M. Burkhardt a aussi profité de son passage sur les lieux pour s'excuser « humblement » à la population de Lac-Mégantic. « Je comprends pourquoi ils sont en colère et que cette colère soit dirigée vers moi parce que je suis le président du conseil de cette compagnie », a-t-il affirmé, pour ensuite s'expliquer quant au délai de cinq jours avant qu'il ne s'adresse à la population.

« Durant ce temps, je travaillais 20 heures par jour dans mon bureau, a-t-il dit. Je tentais de m'occuper des médias, d'embaucher des entrepreneurs et de contacter les compagnies d'assurances pour gérer ce désastre. Je pensais être plus efficace à mon bureau qu'en courant partout avec un cellulaire à Lac-Mégantic. »

Conforme aux pratiques de l'industrie

Au cours de son tumultueux point de presse, Ed Burkhardt a aussi défendu les pratiques de son entreprise en matière de sécurité. « Nous avons eu un assez bon bilan pendant les 10 années et demie d'activités de l'entreprise, jusqu'à samedi dernier.
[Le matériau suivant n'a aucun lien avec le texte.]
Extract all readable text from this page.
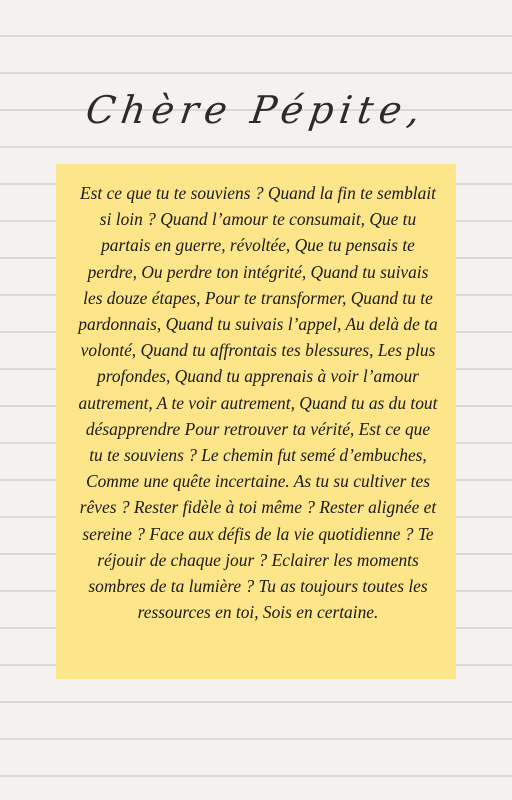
Chère Pépite,

Est ce que tu te souviens ? Quand la fin te semblait si loin ? Quand l’amour te consumait, Que tu partais en guerre, révoltée, Que tu pensais te perdre, Ou perdre ton intégrité, Quand tu suivais les douze étapes, Pour te transformer, Quand tu te pardonnais, Quand tu suivais l’appel, Au delà de ta volonté, Quand tu affrontais tes blessures, Les plus profondes, Quand tu apprenais à voir l’amour autrement, A te voir autrement, Quand tu as du tout désapprendre Pour retrouver ta vérité, Est ce que tu te souviens ? Le chemin fut semé d’embuches, Comme une quête incertaine. As tu su cultiver tes rêves ? Rester fidèle à toi même ? Rester alignée et sereine ? Face aux défis de la vie quotidienne ? Te réjouir de chaque jour ? Eclairer les moments sombres de ta lumière ? Tu as toujours toutes les ressources en toi, Sois en certaine.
Et nous l'avons réduit en miettes », a-t-il fait valoir.

L'homme d'affaires a promis qu'aucun de ses convois ne serait abandonné sans employé sur la voie ferrée pendant la nuit à partir de maintenant, même si, précise-t-il, « toutes les compagnies nord-américaines que je connais le font ».

Il a ajouté qu'à son avis il est plus sécuritaire de n'assigner qu'un employé par train - l'équipage unique -, afin de réduire le nombre de victimes lorsque le convoi est impliqué dans un accident. La maxime « deux têtes valent mieux qu'une » ne s'applique pas à l'industrie ferroviaire, a-t-il avancé. Lorsque l'un travaille, l'autre se repose, a-t-il dit.

Une visite mouvementée

Comme le grand patron de la MMA s'y attendait, sa visite s'est déroulée de façon difficile.
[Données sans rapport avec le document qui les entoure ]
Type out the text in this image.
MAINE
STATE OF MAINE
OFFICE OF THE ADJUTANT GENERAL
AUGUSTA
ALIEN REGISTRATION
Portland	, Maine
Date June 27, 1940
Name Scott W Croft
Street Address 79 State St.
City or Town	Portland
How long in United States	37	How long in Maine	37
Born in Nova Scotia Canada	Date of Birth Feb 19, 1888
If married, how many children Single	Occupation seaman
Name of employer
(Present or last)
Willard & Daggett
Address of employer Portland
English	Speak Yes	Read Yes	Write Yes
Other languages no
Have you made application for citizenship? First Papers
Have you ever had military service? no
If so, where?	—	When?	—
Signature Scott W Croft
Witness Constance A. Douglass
Ed Burkhardt a été invectivé partout sur son passage par des Méganticois en colère. Durant sa conférence de presse, il a dû lever le ton à plusieurs reprises pour couvrir les voix des citoyens qui le traitaient de « rat ».

Plus tôt, hier, un homme a été transporté par la Sûreté du Québec jusqu'à un centre de soins en santé mentale après avoir proféré des menaces contre le magnat de l'industrie ferroviaire, a appris La Presse. Selon le policier Benoit Richard, l'individu n'avait pas la capacité de mettre à exécution ses menaces. « Il n'avait aucun moyen de mettre la vie de quelqu'un en danger », a-t-il assuré.

Depuis le début de sa visite, l'intégrité physique d'Ed Burkhardt n'a jamais été menacée, a-t-il ajouté.